Diary - Austria
Monday 4th February 2002 - DAY 5
The inside of the tent was covered in ice in the morning, but we'd slept suprisingly well in what must have been the equivalent of a 9-season sleeping bag. On opening the tent door to find out exactly where we'd camped we saw that it was, once again, a beautiful, sunny day. While we were cooking breakfast, just about everyone who walked past on their way to the showers came over to chat or take photos of us ('this is a little bit unusual') which was quite amusing. People blatantly thought we were mad, camping surrounded by snow. We hadn't brought our ski gear with us, so improvised with a strange combination of waterproof trousers and anoraks and went off to hire our skis/snowboards looking very geeky. Despite the general lack of snow, we had a good day's ski-ing and enjoyed an obligatory apres-ski beer before headed back to the campsite for a shower and to cook ourselves some food. While we were cooking our Italian neighbours brought us out a glass of wine, then invited us into their cosy, warm motorhome for another bottle (which turned into 3). So the night passed very well indeed.
Tuesday 5th February 2002 - DAY 6
Another sunny day of skiing, but by the afternoon the snow was seriously deteriorating. To avoid the lift queues our first run of the day had included a very steep, icy black marked 'warning - 70° in parts'. Managed to find some good runs, but mostly it was a combination of deep slush and skiing on an ice cube. We managed to tire ourselves out and feel we'd had a good couple of days, but we were glad we hadn't flown out especially. Our Italian neightbours broke open one last bottle of wine before leaving, and some Germans and Dutch who had been hanging around, got in on the action too. All very civilised.
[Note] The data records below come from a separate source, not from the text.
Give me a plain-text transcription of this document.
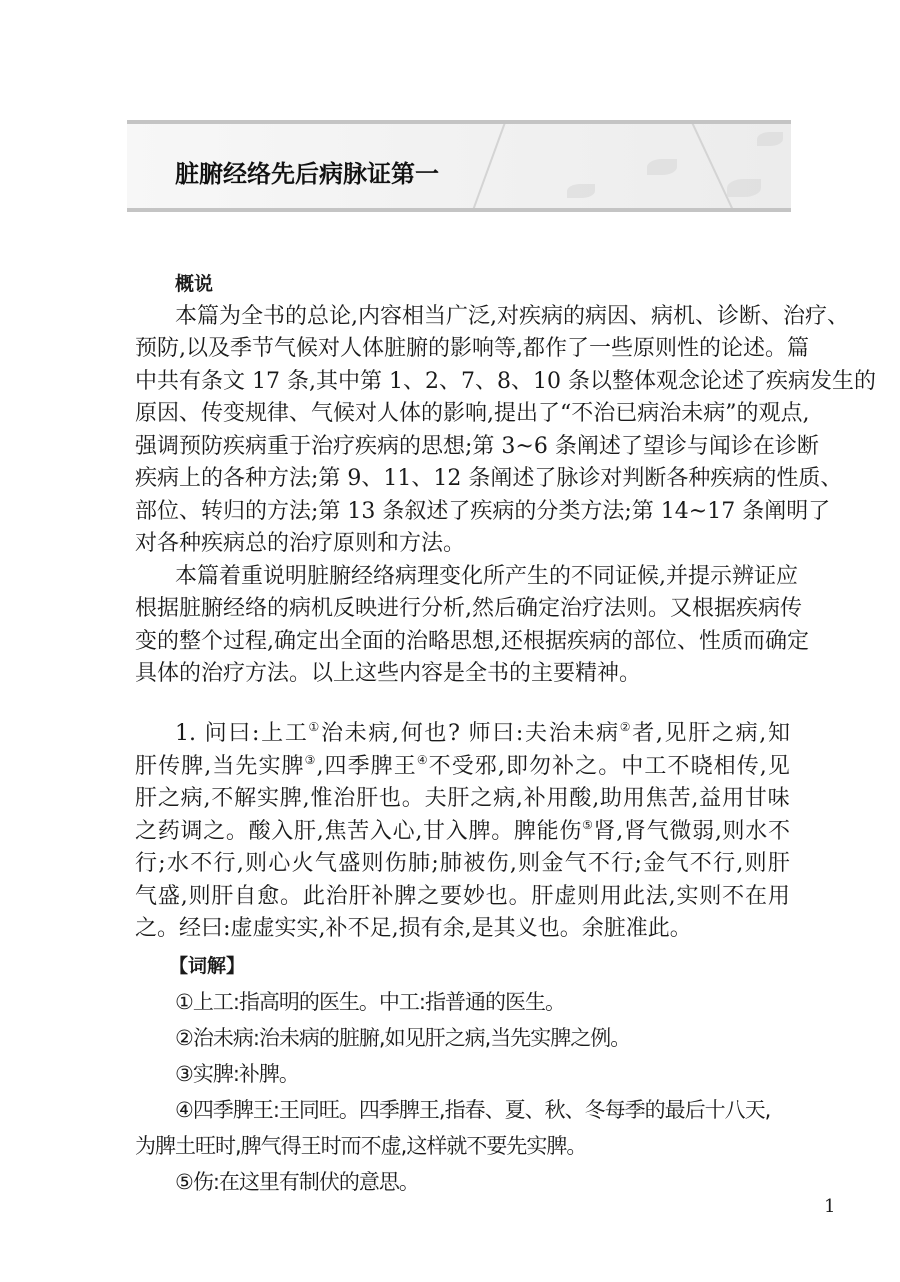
脏腑经络先后病脉证第一
概说
本篇为全书的总论,内容相当广泛,对疾病的病因、病机、诊断、治疗、
预防,以及季节气候对人体脏腑的影响等,都作了一些原则性的论述。篇
中共有条文 17 条,其中第 1、2、7、8、10 条以整体观念论述了疾病发生的
原因、传变规律、气候对人体的影响,提出了“不治已病治未病”的观点,
强调预防疾病重于治疗疾病的思想;第 3~6 条阐述了望诊与闻诊在诊断
疾病上的各种方法;第 9、11、12 条阐述了脉诊对判断各种疾病的性质、
部位、转归的方法;第 13 条叙述了疾病的分类方法;第 14~17 条阐明了
对各种疾病总的治疗原则和方法。
本篇着重说明脏腑经络病理变化所产生的不同证候,并提示辨证应
根据脏腑经络的病机反映进行分析,然后确定治疗法则。又根据疾病传
变的整个过程,确定出全面的治略思想,还根据疾病的部位、性质而确定
具体的治疗方法。以上这些内容是全书的主要精神。
1. 问曰:上工①治未病,何也? 师曰:夫治未病②者,见肝之病,知
肝传脾,当先实脾③,四季脾王④不受邪,即勿补之。中工不晓相传,见
肝之病,不解实脾,惟治肝也。夫肝之病,补用酸,助用焦苦,益用甘味
之药调之。酸入肝,焦苦入心,甘入脾。脾能伤⑤肾,肾气微弱,则水不
行;水不行,则心火气盛则伤肺;肺被伤,则金气不行;金气不行,则肝
气盛,则肝自愈。此治肝补脾之要妙也。肝虚则用此法,实则不在用
之。经曰:虚虚实实,补不足,损有余,是其义也。余脏准此。
【词解】
①上工:指高明的医生。中工:指普通的医生。
②治未病:治未病的脏腑,如见肝之病,当先实脾之例。
③实脾:补脾。
④四季脾王:王同旺。四季脾王,指春、夏、秋、冬每季的最后十八天,
为脾土旺时,脾气得王时而不虚,这样就不要先实脾。
⑤伤:在这里有制伏的意思。
1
Wednesday 6th February 2002 - DAY 7
|Starting point:||Kitzbuhel campsite, Austria|
|Ending point:||Cesky Krumlov, Czech Republic|
|Distanced travelled:||219 miles|
Quite a bit to sort out this morning before we could get back on the road: getting washing dried, filling water jerries, re-filling the stove. The sun had disappeared and there was a definite sense that snow was on its way - lucky for us that it hadn't fallen overnight. We headed off on the road to Salzberg, stopping to buy some snow chains and a little heater for the car that could be plugged into the cigarette lighter (unfortunately this turned out to be rubbish). We followed the road out of the mountains and along the river - we did actually get to admire the view this time - and headed north to Linz and the Czech border. Fortunately we had remembered to buy a toll sticker for the Austrian autobahn as we were stopped about 20km south of the border by a police road check. When we arrived at the border, a bit of a queue started to build up behind us as the guy disappeared with our passports for a few minutes and then came to look inside the vehicle. All being well, we were allowed to pass through, and got the first stamp of many in our passports. First impressions of the Czech Republic were a bit grim: a sign saying that between October and March you have to keep your headlights on at all times + a very grey, barren landscape - not helped by the dull weather. We reached Cesky Krumlov before dark and found our way to our chosen hostel without too much hassle. It was a bit of a trendy backpackers joint, but very warm and cosy. Headed off into town for some food and found that this is where Czech Republic really comes into its own: we ordered the most expensive food on the menu (all cooked on an open fire) and sat and drank beer all evening - the total bill coming to less than £10.